Sudan'ın durumu, İslam beldelerinden kardeşleri Libya, Yemen, Filistin ve Lübnan'ın -ki liste uzayıp gidiyor- durumundan daha az perişan değildir. Ancak Sudan'daki çatışmayı takip eden birisi, ordu ile Hızlı Destek Güçleri arasındaki bu görünür çatışmanın arkasında daha derin bir gerçeğin yattığını idrak eder: bu gerçek ise, bu bitkin ülkenin geleceği hakkında son sözü söylemek için rekabet eden büyük güçler arasında, Sudan topraklarında yerel araçlarla yürütülen uluslararası bir nüfuz çatışmasıdır.
Beşir'in düşüşünden bu yana Amerika, herhangi bir ortak olmaksızın Sudan üzerindeki nüfuzunu genişletmeye çalışmaktadır. “Demokratik dönüşüm” hakkındaki söylemine gelince; Sudan'ı Amerikan ölçülerine göre formüle etmeyi hedefleyen proje için siyasi kılıftan başka bir şey değildir.
–Hızlı Destek Güçleri ve el-Burhan hükümeti– gibi savaşan taraflar, özünde Amerika'nın bir türetmesi olup aralarındaki çatışma yoluyla, yönetimin Avrupa destekli sivil harekete intikal etme süreci geciktirilmek istenmektedir.
Washington, -coğrafi konumu ve doğal kaynakları ile- Sudan'ın, Doğu Afrika ve Kızıldeniz'de stratejik bir anahtar oluşturduğunun farkındadır; bu nedenle yaklaşık üç yıldır mevcut durumu, yani "kararsızlık" durumunu olduğu gibi korumaya çalışmaktadır; çünkü kaosun devam etmesi ona, müdahale etmek ve olayların gidişatını kontrol etme için büyük fırsat vermektedir.
Öte yandan İngiliz nüfuzunu temsil eden sivil akım, geçmişte İngiltere'nin Sudan'ı yönettiği dönemin doğal bir uzantısı olarak iktidarı talep etmektedir.

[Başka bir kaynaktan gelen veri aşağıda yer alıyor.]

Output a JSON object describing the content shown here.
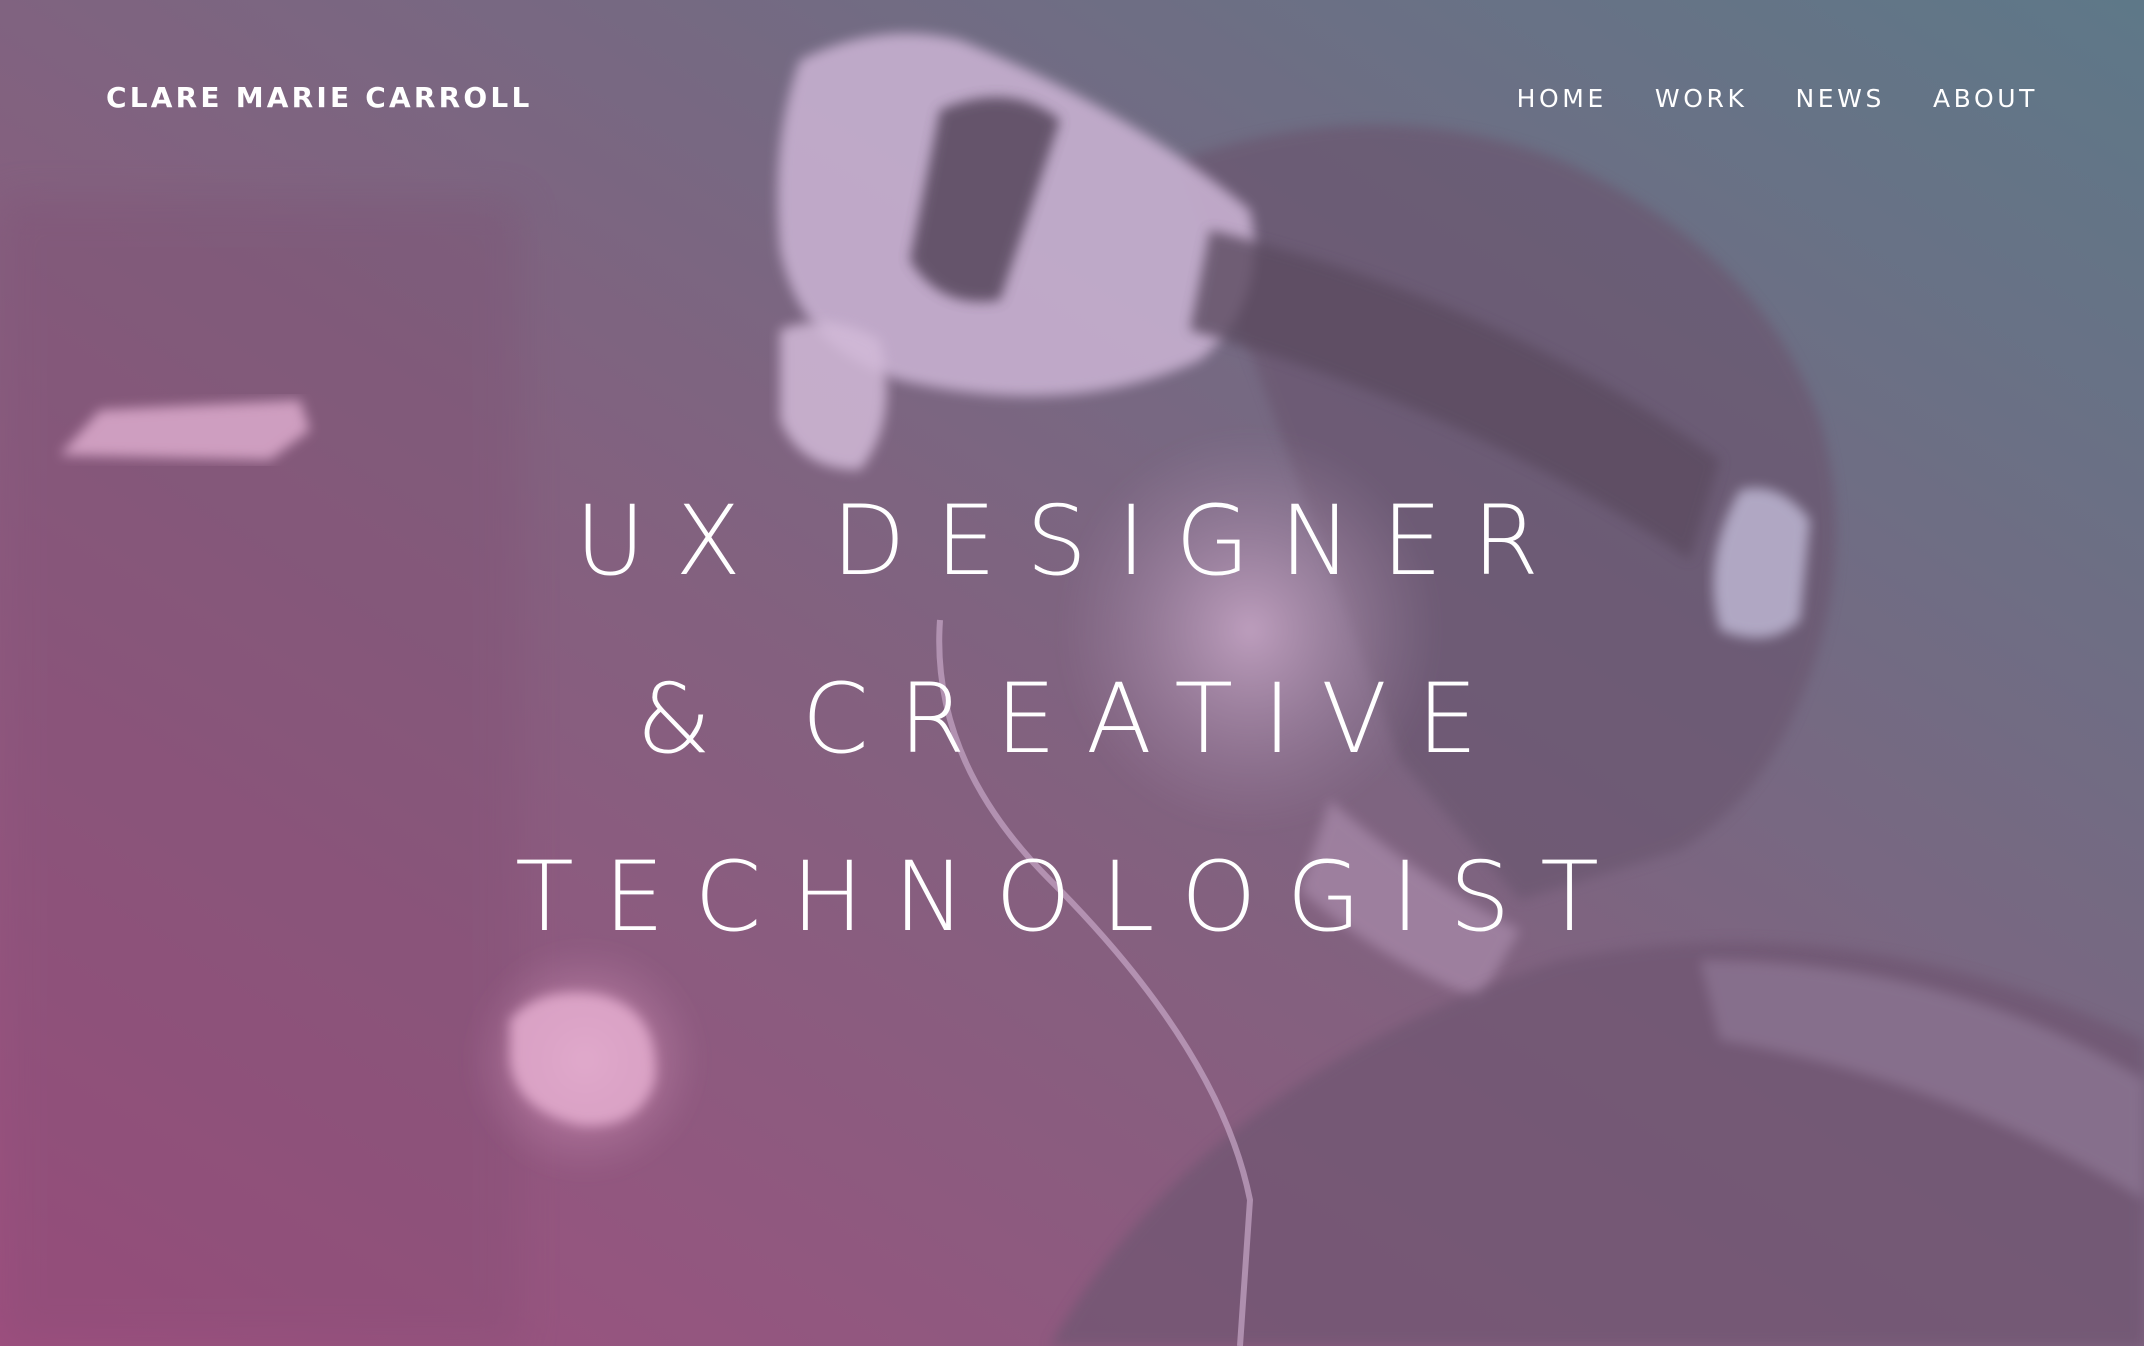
{
  "site": {
    "title": "CLARE MARIE CARROLL"
  },
  "nav": {
    "items": [
      {
        "label": "HOME"
      },
      {
        "label": "WORK"
      },
      {
        "label": "NEWS"
      },
      {
        "label": "ABOUT"
      }
    ]
  },
  "hero": {
    "lines": [
      "UX DESIGNER",
      "& CREATIVE",
      "TECHNOLOGIST"
    ],
    "background_image": "person-wearing-vr-headset-photo",
    "gradient_colors": {
      "bottom_left": "#9e537f",
      "top_right": "#5f7786"
    }
  }
}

Yani İngiltere, siyasi elitler, sivil toplum kuruluşları, geniş medya ve siyasi destek gibi yeni araçlar yoluyla eski rolünü geri kazanmaya çalışmaktadır.
Bu, Sudan'ın vasileri arasındaki bir çatışmadır: zira İngiltere, sivil akımı kendi nüfuzunun bir uzantısı yapmaya çalışırken, Amerika ise bu akımı zayıflatmaya ve yönetimin ona teslim edilmesini geciktirmeye çalışmaktadır; amaç ise ülkenin yönetiminde ikili bir ortaklık değil, bilakis mutlak Amerikan hakimiyetidir.
Yaralı ve kanayan bir şehir olan El Faşir ise, bu çatışmanın tam merkezinde durmakta olup trajedinin en korkunç fasıllarına tanıklık etmektedir; zira Hızlı Destek Güçleri milisleri tarafından, sanki El Faşir'in varlığı silinmek istenircesine acımasızca öldürme, yağmalama ve yakma eylemleri uygulanarak soykırım ve etnik temizlik suçları işlenmekte, uluslararası toplum ise şüpheli bir sessizlik içindedir. Bu sessizliğin, büyük siyasi hesaplamalardan ayrı düşünülmesi mümkün değildir; çünkü uluslararası taraflar, çatışma ABD'nin istediği güç dengesine hizmet etmeye devam ettiği sürece olan bitene göz yummaktadır.
Sudan bugün, “kasıtlı kaos” mantığıyla yönetilmektedir; zira her ne zaman bir çözüme yaklaşılmış olsa, onu sıfır noktasına geri döndürecek biri ortaya çıkmaktadır; yine her zaman siyasi bir çözüm için bir umut doğmuş olsa, büyük güçler müdahale edip ateşi yeniden alevlendirmektedir.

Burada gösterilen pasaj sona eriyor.